# Moma Brinks tv stand



## Brink (Oct 17, 2012)

Live edge black walnut and repurposed school desk frames.


----------



## DomInick (Oct 17, 2012)

That's beautiful. Well done brink. 
I like the look of the wood with the old iron. 
Bowties are cool to.


----------



## txpaulie (Oct 17, 2012)

Mission accomplished!

Very well done!

I've got some old iron bench parts hangin' around someplace, might just have to dig 'em out...

Thanks!

p


----------



## woodtickgreg (Oct 17, 2012)

That's just awesome brink, really like the cast iron desk parts. I dig your router plane too, I keep looking for one at garage sales and estate sales, I would love to find an old one.


----------



## Kenbo (Oct 18, 2012)

What can I say, other than Wow!! Your work always blows me away. Awesome stuff.


----------



## Brink (Oct 18, 2012)

Thanks for the nice comments, everyone. 

This was a fun little project, the only constraint was it had to be done last weekend.

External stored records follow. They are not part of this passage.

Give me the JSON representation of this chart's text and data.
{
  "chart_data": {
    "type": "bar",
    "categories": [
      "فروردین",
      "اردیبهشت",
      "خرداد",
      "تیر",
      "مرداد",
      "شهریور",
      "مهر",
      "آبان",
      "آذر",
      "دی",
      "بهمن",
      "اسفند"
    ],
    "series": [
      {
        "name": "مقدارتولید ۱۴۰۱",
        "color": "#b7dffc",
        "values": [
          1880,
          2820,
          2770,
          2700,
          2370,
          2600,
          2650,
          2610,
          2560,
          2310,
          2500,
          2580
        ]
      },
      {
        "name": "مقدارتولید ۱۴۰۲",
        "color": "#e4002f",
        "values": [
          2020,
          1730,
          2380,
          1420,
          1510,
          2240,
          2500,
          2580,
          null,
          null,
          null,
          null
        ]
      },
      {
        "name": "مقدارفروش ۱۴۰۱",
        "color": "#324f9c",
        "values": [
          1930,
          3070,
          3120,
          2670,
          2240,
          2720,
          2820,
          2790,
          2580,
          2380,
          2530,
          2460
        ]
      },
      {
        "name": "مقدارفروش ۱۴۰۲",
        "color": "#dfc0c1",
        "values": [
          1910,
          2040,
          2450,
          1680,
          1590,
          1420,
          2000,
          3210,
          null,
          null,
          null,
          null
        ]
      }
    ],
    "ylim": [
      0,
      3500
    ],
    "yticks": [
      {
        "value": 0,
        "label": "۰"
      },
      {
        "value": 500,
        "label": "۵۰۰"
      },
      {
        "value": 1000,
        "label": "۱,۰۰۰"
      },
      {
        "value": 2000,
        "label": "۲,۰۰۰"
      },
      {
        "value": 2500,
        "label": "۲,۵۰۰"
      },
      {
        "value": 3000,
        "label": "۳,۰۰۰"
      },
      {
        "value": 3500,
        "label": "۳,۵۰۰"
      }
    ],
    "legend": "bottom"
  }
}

The only thing plugged in was my lighting and radio. 



[attachment=12246]

Cross cutting with my Dads Sandvik saw.



[attachment=12247]

Skewed tenon. (the writing surface tilts back slightly, the shelf was level. This is how I got both on the same plane)



[attachment=12248]



[attachment=12249]



[attachment=12250]

Pieces assemble to the frame with sliding dovetails, so much fun :)


----------



## Brink (Oct 19, 2012)

Thanks, again for the nice comments.



[attachment=12315]

Pic from the movie "Blackboard jungle" thought it was a movie about primates, then I saw the classroom desks.


----------



## firemedic (Oct 23, 2012)

Awesome! I really like it!

Oh, but T Mac says you have to fill the cracks with 5 min epoxy, hahaha

I'm going run and hide now!


----------



## Brink (Oct 23, 2012)

Yeah, he's always using words to say stuff.


----------



## firemedic (Oct 23, 2012)

Brink said:


> Yeah, he's always using words to say stuff.



:lolol::lolol::lolol:


----------